Le comte et ses filles parlaient d’elle, et comptaient les jours de son absence, lorsqu’ils la virent entrer ; elle leur apprit son aventure : le bonhomme lui dit qu’il l’avait bien prévu, que si elle avait bien voulu le croire, elle ne serait point partie, parce qu’il est impossible qu’on ne connaisse pas une fille déguisée. Toute cette petite famille se trouvait dans un nouvel embarras, ne sachant comment faire, quand la seconde fille vint à son tour trouver le comte. « Ma sœur, lui dit-elle, n’avait jamais monté à cheval, il n’est point surprenant qu’on l’ait reconnue ; à mon égard, si vous me permettez d’aller à sa place j’ose me promettre que vous en serez content. »

Quoi que le vieillard pût lui dire pour combattre son dessein, il n’en put venir à bout. Il fallut qu’il consentît à la voir partir ; elle prit un autre habit, d’autres armes, et un autre cheval.

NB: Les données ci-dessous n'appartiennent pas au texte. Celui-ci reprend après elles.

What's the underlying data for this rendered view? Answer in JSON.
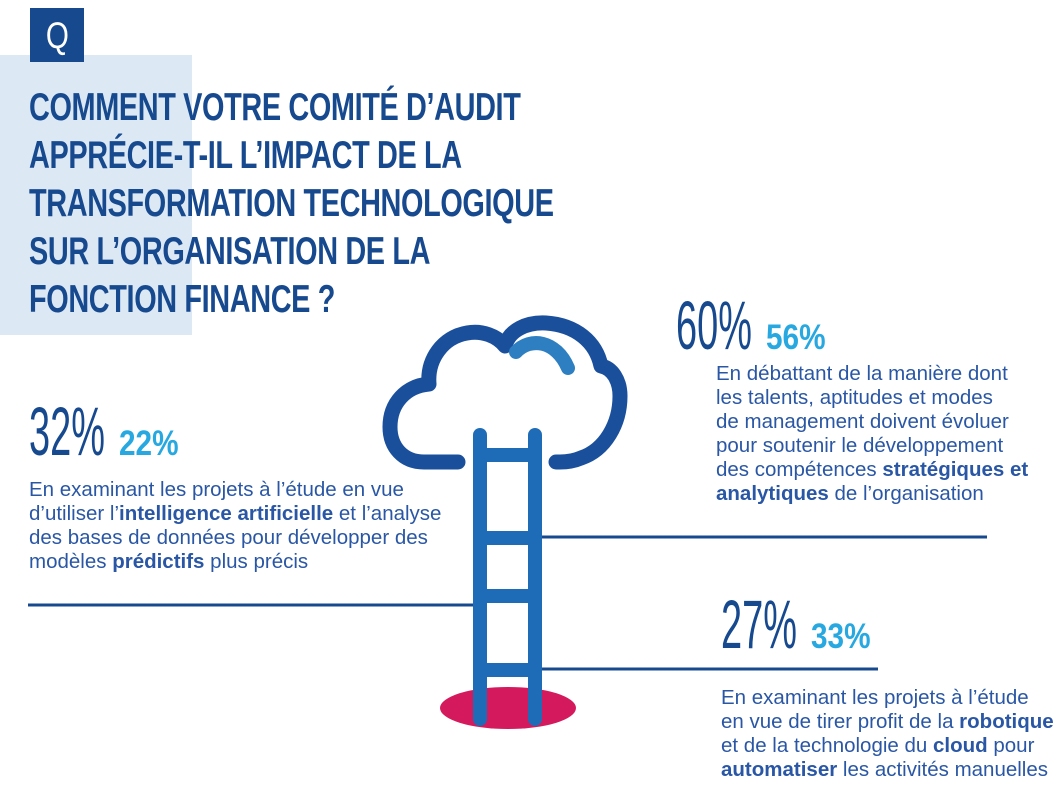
{
  "colors": {
    "dark_blue": "#17498f",
    "body_blue": "#2a57a5",
    "cyan": "#28a8e0",
    "ladder_blue": "#1e6cb8",
    "cloud_blue": "#1a4f9c",
    "arc_blue": "#2e7fc2",
    "hole_red": "#d41a5c",
    "band_blue": "#dce9f5"
  },
  "q_badge": {
    "label": "Q"
  },
  "title": {
    "lines": [
      "COMMENT VOTRE COMITÉ D’AUDIT",
      "APPRÉCIE-T-IL L’IMPACT DE LA",
      "TRANSFORMATION TECHNOLOGIQUE",
      "SUR L’ORGANISATION DE LA",
      "FONCTION FINANCE ?"
    ]
  },
  "icons": {
    "cloud": "cloud-icon",
    "ladder": "ladder-icon",
    "hole": "ground-hole"
  },
  "stats": [
    {
      "main": "32%",
      "sub": "22%",
      "lines": [
        [
          {
            "t": "En examinant les projets à l’étude en vue",
            "b": false
          }
        ],
        [
          {
            "t": "d’utiliser l’",
            "b": false
          },
          {
            "t": "intelligence artificielle",
            "b": true
          },
          {
            "t": " et l’analyse",
            "b": false
          }
        ],
        [
          {
            "t": "des bases de données pour développer des",
            "b": false
          }
        ],
        [
          {
            "t": "modèles ",
            "b": false
          },
          {
            "t": "prédictifs",
            "b": true
          },
          {
            "t": " plus précis",
            "b": false
          }
        ]
      ]
    },
    {
      "main": "60%",
      "sub": "56%",
      "lines": [
        [
          {
            "t": "En débattant de la manière dont",
            "b": false
          }
        ],
        [
          {
            "t": "les talents, aptitudes et modes",
            "b": false
          }
        ],
        [
          {
            "t": "de management doivent évoluer",
            "b": false
          }
        ],
        [
          {
            "t": "pour soutenir le développement",
            "b": false
          }
        ],
        [
          {
            "t": "des compétences ",
            "b": false
          },
          {
            "t": "stratégiques et",
            "b": true
          }
        ],
        [
          {
            "t": "analytiques",
            "b": true
          },
          {
            "t": " de l’organisation",
            "b": false
          }
        ]
      ]
    },
    {
      "main": "27%",
      "sub": "33%",
      "lines": [
        [
          {
            "t": "En examinant les projets à l’étude",
            "b": false
          }
        ],
        [
          {
            "t": "en vue de tirer profit de la ",
            "b": false
          },
          {
            "t": "robotique",
            "b": true
          }
        ],
        [
          {
            "t": "et de la technologie du ",
            "b": false
          },
          {
            "t": "cloud",
            "b": true
          },
          {
            "t": " pour",
            "b": false
          }
        ],
        [
          {
            "t": "automatiser",
            "b": true
          },
          {
            "t": " les activités manuelles",
            "b": false
          }
        ]
      ]
    }
  ]
}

Ainsi équipée, elle embrassa mille fois son père et ses sœurs, résolue de bien servir le roi ; mais en passant par le même pré où sa sœur avait vu la bergère et le mouton, elle le trouva au fond du fossé, et la bergère occupée à le retirer. « Malheureuse s’écriait-elle, la moitié de mon troupeau est péri de cette manière ; si quelqu’un m’aidait, je pourrais sauver ce pauvre animal ; mais tout le monde me fuit. — Eh quoi ! bergère, avez-vous si peu de soin de vos moutons, que vous les laissiez tomber dans l’eau ? » Et sans lui donner d’autre consolation, elle piqua son cheval.

La vieille lui cria de toute sa force : « Adieu, belle déguisée ! » Ce peu de mots n’affligea pas médiocrement notre amazone. « Quelle fatalité, dit-elle, me voilà aussi reconnue ; ce qui est arrivé à ma sœur m’arrive ; je ne suis pas plus heureuse qu’elle, et ce serait une chose ridicule que j’allasse à l’armée avec un air si efféminé que tout le monde me reconnût. » Elle retourna sur le champ à la maison de son père, fort triste du mauvais succès de son voyage.